The paper tackles the challenge of applying large language models (LLMs) to drug development by introducing Y-Mol, a multiscale biomedical knowledge-guided LLM that integrates millions of data points and significantly outperforms general-purpose LLMs in tasks like lead compound discovery and molecular property prediction.

Large Language Models (LLMs) have recently demonstrated remarkable performance in general tasks across various fields. However, their effectiveness within specific domains such as drug development remains challenges. To solve these challenges, we introduce \textbf{Y-Mol}, forming a well-established LLM paradigm for the flow of drug development. Y-Mol is a multiscale biomedical knowledge-guided LLM designed to accomplish tasks across lead compound discovery, pre-clinic, and clinic prediction. By integrating millions of multiscale biomedical knowledge and using LLaMA2 as the base LLM, Y-Mol augments the reasoning capability in the biomedical domain by learning from a corpus of publications, knowledge graphs, and expert-designed synthetic data.
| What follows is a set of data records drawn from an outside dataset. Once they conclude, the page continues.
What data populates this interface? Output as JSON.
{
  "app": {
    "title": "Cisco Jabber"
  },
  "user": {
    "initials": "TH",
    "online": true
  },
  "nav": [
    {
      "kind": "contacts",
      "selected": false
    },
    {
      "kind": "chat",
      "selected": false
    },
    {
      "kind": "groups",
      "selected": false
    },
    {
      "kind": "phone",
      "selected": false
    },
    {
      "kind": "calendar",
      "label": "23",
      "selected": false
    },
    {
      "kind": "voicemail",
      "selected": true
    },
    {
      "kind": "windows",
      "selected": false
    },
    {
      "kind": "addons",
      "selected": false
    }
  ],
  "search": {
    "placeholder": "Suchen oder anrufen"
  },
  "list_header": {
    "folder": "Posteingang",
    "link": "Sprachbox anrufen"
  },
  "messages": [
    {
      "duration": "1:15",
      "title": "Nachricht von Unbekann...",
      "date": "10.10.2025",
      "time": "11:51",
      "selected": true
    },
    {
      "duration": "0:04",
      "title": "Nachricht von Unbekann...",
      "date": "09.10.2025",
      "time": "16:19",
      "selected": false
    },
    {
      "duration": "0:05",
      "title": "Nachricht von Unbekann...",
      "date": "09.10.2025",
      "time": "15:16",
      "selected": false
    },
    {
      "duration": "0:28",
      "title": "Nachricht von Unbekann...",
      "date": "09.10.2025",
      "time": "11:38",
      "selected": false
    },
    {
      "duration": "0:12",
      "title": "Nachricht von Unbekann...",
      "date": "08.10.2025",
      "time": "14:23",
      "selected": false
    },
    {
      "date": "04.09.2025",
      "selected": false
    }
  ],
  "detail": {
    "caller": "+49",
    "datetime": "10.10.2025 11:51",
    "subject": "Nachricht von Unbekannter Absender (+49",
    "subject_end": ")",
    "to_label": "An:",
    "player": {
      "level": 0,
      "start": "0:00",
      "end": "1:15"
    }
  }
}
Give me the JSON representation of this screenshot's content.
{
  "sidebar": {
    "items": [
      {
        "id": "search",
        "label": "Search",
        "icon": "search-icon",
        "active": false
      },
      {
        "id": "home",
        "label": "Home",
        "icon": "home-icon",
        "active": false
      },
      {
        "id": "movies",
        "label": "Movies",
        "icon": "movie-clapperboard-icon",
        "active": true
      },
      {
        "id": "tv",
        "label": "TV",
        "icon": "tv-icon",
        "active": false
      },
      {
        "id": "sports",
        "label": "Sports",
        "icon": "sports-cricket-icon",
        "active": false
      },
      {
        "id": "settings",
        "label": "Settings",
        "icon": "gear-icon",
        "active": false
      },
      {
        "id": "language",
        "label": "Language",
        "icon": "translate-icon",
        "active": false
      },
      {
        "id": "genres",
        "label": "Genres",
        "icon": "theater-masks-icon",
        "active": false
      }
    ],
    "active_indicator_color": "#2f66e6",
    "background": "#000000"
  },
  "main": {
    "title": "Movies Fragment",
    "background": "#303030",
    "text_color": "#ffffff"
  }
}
The capability is further enriched with three types of drug-oriented instructions: description-based prompts from processed publications, semantic-based prompts for extracting associations from knowledge graphs, and template-based prompts for understanding expert knowledge from biomedical tools. Besides, Y-Mol offers a set of LLM paradigms that can autonomously execute the downstream tasks across the entire process of drug development, including virtual screening, drug design, pharmacological properties prediction, and drug-related interaction prediction. Our extensive evaluations of various biomedical sources demonstrate that Y-Mol significantly outperforms general-purpose LLMs in discovering lead compounds, predicting molecular properties, and identifying drug interaction events.